Depuis ma cellule où je suis censé me faner, me fossiliser et disparaître
peu à peu, la pluie devient un spectacle à part entière, un passe-temps la fois
anodin et merveilleux qui vaut un feu de cheminée, un théâtre grandeur nature où
se joue un des grands numéro de la Création.

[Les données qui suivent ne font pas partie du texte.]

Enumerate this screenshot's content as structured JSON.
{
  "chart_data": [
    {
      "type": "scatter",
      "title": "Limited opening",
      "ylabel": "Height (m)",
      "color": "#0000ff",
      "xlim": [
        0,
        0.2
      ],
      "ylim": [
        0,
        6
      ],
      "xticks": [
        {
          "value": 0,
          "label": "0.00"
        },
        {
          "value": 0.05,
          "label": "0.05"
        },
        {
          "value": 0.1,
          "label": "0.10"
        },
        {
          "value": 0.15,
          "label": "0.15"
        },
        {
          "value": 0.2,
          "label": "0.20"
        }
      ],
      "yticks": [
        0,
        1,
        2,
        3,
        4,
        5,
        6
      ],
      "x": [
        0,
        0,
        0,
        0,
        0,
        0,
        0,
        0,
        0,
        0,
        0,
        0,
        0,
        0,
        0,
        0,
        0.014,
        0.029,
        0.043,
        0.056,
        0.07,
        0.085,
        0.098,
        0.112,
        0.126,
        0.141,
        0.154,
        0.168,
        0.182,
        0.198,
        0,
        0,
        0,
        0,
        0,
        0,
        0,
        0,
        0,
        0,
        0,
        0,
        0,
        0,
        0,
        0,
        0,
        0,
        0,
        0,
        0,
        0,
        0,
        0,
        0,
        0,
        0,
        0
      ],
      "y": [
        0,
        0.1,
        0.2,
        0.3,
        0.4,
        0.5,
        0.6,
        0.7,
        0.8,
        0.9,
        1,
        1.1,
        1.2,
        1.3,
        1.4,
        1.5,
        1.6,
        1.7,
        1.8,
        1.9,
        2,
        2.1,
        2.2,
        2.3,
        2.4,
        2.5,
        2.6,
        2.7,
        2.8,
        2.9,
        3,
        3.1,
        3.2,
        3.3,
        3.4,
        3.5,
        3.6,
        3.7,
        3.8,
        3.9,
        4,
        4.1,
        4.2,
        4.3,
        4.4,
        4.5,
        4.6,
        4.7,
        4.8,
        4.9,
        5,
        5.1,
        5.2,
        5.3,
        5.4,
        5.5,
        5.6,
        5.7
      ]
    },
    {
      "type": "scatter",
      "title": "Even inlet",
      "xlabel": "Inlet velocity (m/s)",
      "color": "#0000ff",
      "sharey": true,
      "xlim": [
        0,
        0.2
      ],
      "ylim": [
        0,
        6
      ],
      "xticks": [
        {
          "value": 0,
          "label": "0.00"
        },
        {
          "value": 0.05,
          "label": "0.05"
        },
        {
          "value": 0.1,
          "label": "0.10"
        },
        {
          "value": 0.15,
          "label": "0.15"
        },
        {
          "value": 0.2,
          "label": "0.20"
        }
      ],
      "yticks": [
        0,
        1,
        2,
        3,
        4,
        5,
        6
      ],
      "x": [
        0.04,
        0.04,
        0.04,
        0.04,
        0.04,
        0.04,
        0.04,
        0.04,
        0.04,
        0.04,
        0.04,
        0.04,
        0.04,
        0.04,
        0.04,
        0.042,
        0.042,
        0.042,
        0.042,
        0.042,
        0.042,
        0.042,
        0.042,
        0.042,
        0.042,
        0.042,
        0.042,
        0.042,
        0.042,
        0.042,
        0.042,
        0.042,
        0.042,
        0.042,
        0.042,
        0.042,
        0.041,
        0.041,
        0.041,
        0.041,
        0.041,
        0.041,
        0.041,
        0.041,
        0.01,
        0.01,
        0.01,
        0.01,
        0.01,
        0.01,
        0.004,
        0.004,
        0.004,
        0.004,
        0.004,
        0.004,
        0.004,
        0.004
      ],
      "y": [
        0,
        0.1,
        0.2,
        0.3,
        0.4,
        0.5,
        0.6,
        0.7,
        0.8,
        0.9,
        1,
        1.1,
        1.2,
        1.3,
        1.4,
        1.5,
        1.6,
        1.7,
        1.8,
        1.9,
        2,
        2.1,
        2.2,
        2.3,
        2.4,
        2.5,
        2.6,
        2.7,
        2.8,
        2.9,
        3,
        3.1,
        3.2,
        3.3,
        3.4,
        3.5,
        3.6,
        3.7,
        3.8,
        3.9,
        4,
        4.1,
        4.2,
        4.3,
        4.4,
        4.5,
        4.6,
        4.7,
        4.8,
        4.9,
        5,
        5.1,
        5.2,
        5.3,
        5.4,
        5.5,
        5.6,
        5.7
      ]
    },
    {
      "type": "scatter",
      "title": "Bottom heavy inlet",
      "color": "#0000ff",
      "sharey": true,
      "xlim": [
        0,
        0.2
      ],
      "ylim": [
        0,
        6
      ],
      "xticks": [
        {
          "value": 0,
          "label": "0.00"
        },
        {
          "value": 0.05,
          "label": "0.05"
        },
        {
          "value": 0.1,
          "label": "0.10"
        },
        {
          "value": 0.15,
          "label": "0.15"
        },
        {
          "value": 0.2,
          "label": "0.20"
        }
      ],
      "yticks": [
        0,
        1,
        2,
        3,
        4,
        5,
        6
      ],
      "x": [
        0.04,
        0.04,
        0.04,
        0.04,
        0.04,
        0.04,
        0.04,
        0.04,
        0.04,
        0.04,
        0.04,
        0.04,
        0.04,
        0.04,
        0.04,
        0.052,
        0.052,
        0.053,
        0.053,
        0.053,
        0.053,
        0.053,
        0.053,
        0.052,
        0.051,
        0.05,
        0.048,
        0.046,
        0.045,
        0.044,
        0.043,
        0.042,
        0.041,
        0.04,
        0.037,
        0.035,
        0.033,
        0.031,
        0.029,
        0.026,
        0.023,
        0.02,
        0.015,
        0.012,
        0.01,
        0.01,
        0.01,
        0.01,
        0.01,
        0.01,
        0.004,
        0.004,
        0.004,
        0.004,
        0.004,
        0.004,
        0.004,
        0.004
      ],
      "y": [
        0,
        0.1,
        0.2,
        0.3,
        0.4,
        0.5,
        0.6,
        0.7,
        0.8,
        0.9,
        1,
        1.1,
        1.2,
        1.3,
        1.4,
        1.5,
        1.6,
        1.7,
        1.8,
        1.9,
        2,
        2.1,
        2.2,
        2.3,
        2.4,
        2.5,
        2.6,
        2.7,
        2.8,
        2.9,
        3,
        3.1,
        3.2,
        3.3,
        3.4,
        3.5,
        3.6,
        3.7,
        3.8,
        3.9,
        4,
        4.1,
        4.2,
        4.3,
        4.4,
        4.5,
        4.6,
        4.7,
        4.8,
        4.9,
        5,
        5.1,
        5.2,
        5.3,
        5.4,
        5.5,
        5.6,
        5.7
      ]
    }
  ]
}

Là, au seuil de ma fenêtre de reclus à perpétuité, l'onde qui mollement
tombe sur le sol de la cour, loin de m'ennuyer ou de me désespérer, me berce et
m'apaise. Ces flots de mélancolie s'abattant sur le monde me font voyager dans
un univers qui pourrait paraître banal au premier abord. En réalité ce qui se
passe dehors s'avère prodigieux : l'humidité du ciel rejoint les germes de la
terre pour une union féconde.
Je me projette alors dans cet océan aérien plein de fraîcheur. Je vogue
dans cet espace où dans le mystère des hauteurs la légèreté croise la fluidité
pour se transformer en une vaste averse. L'eau se déverse des toits de la prison
et se répand sur le ciment pour y former d'amples flaques. J'essaie d'apercevoir
les nuées à travers leur reflet..
Le chant régulier et monocorde de la douche céleste m'emporte sur ses ailes
mouillées.
Les mains posées sur les barreaux, je contemple à l'extérieur la morne
féerie des éléments. Et je vois les heures filer une à une devant moi, mais
cette fois avec le poids du temps perdu en moins. C'est toujours cela de gagné :
un peu de grâce venue soulager la lourdeur de ma condition...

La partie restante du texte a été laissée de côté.